Quanto aos senhores de escravos, tem-se o passado horror da propriedade sobre homens que, condenada a partir do Direito Natural, jamais poderia ensejar direito adquirido
Sílvio Braz é advogado. Foi professor na Universidade Estadual do Ceará (Uece) e na Universidade de Fortaleza (Unifor)
Publicado no jornal O POVO, dia 31 de julho de 2004
Na sessão inicial de julgamento da ação direta de inconstitucionalidade (Adin) acerca da tributação de aposentados e pensionistas, no Supremo Tribunal Federal (STF), chamou a atenção, recebido com simpatia pela imprensa, o voto do ministro Joaquim Barbosa, segundo o qual o alegado direito adquirido a não mais contribuir após a inativação não é um princípio absoluto, pois, se o fosse, os senhores de escravos teriam tido o direito de manter os negros no eito e a abolição não teria ocorrido.

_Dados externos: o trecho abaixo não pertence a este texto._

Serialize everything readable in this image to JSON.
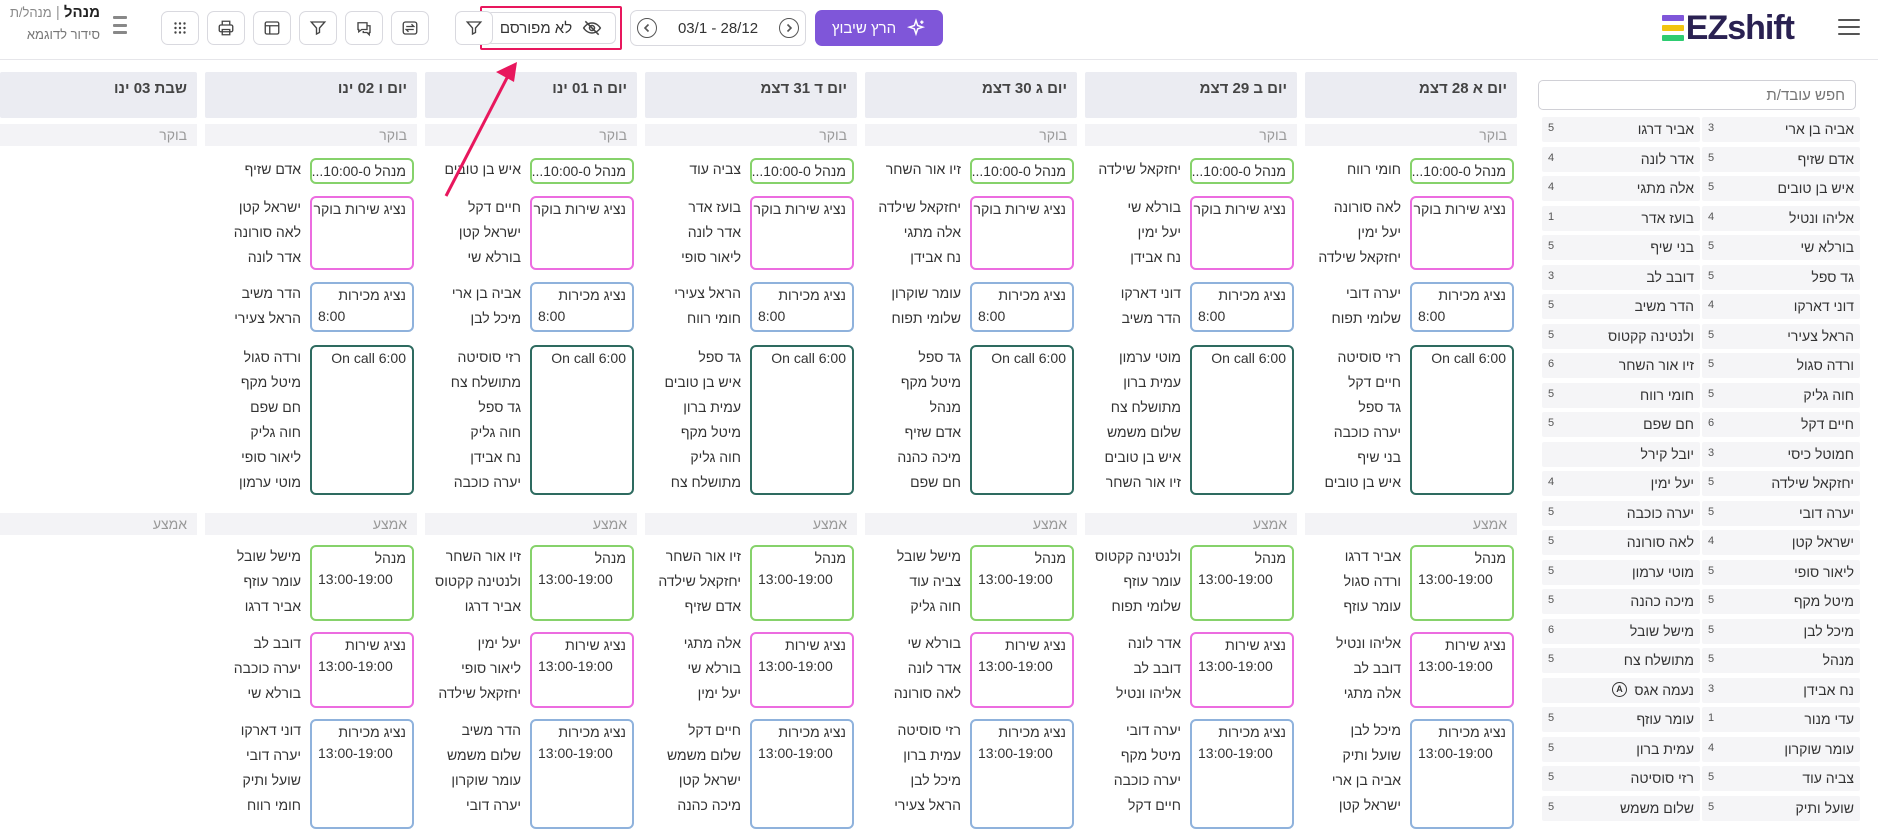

Equívoco parece, no entanto, o argumento, a partir da infelicidade da comparação. De fato, no caso dos aposentados, defronta-se realmente direito adquirido, oriundo de situação jurídica legítima, de não mais contribuírem, vez que jamais positivada, no regime em que se jubilaram, tal exigência. A emenda constitucional (EC-41/03), dispondo em contrário, atropelou os artigos 5º, XXXVI e 60, parágrafo 4º, da Constituição Federal, a impor, ademais, tributo sem causa, o que já teve reprovação do Supremo em caso inverso, de concessão: Incide o legislador comum em desvio ético-jurídico, quando concede a agentes estatais determinada vantagem pecuniária cuja razão de ser se revela absolutamente destituída de causa (Adin nº 1.158, RDA 200/242).
E nada têm a ver os aposentados/pensionados, antes da EC-41/03, com o novo regime de previdência exclusivo dos titulares de cargos efetivos, ainda sequer posto em funcionamento.
Do outro lado, quanto aos senhores de escravos, tem-se o passado horror da propriedade sobre homens que, condenada a partir do Direito Natural, jamais poderia ensejar direito adquirido. Fato não-jurídico, irrupção social marxiana da infra-estrutura produtiva do tempo, tinha a seu desfavor, ao revés, o quadro normativo do Direito Internacional já vigoroso na Europa, como se colhe do Direito Internacional Codificado, de Bluntschli: 1º) Não há propriedade do homem sobre o homem. Todo homem é uma pessoa, isto é, um ente capaz de adquirir e possuir direitos. 2º) O direito internacional não reconhece a nenhum Estado e a nenhum particular o direito de ter escravos.
Mas, não só ante postulados jusnaturalistas era ilegal a escravidão aqui, de fonte única em criminoso tráfico. O que se agravou quando a nossa primeira Constituição, mesmo encharcada no liberalismo, se omitiu ante o fato, sequer a ele aludindo. Então, se não eram os negros cidadãos brasileiros, e se não podia o país dispor para as gentes, não podia ser legalmente instituída aqui a escravidão, sem falar, como Nabuco, no aspecto da moralidade da lei que o fizesse. A mor parte dos escravos entre nós são homens livres criminosamente escravizados , afirmou. E acresce que, ao longo do comércio, vieram os descumprimentos às leis de 1831, que declarara livres os negros que entrem o território ou portos do Brasil vindos de fora e a de 1850, que abolira o tráfico, apesar do que, entre 1831 e 1852, tiveram ingresso no país cerca de um milhão de africanos! Vinda, depois, a Lei do Ventre Livre, pode concluir-se que, na década de 1800, todos os escravos aqui aportados ou nascidos após 1831 eram, de direito, homens livres!
Então, para a abolição focada, nada devia ser indenizado aos senhores de escravos, que não tiveram, no caso, direito relativizado. Pois jamais existiu.
De resto, surde inatual, em tema da filosofia dos valores, falar-se ainda em direito absoluto. Há muito, Norberto Bobbio só admitia absolutos os direitos (negativos) de não ser escravizado e de não ser torturado (arts. 4º e 5º da Declaração Universal dos Direitos do Homem/ONU, 1948), por apanharem todos os homens, em todas as situações, em todos os lugares. Todo direito é hipotecado a muitos deveres: legais, éticos, morais, técnicos, religiosos, corporativos, de costumes, perante o outro, a sociedade, o mundo. E o Estado, beneficiário do dever dos governados de pagar tributos, tem também seus deveres para com o contribuinte, no caso postergados. O STF certamente verá isso, como já começou a ver.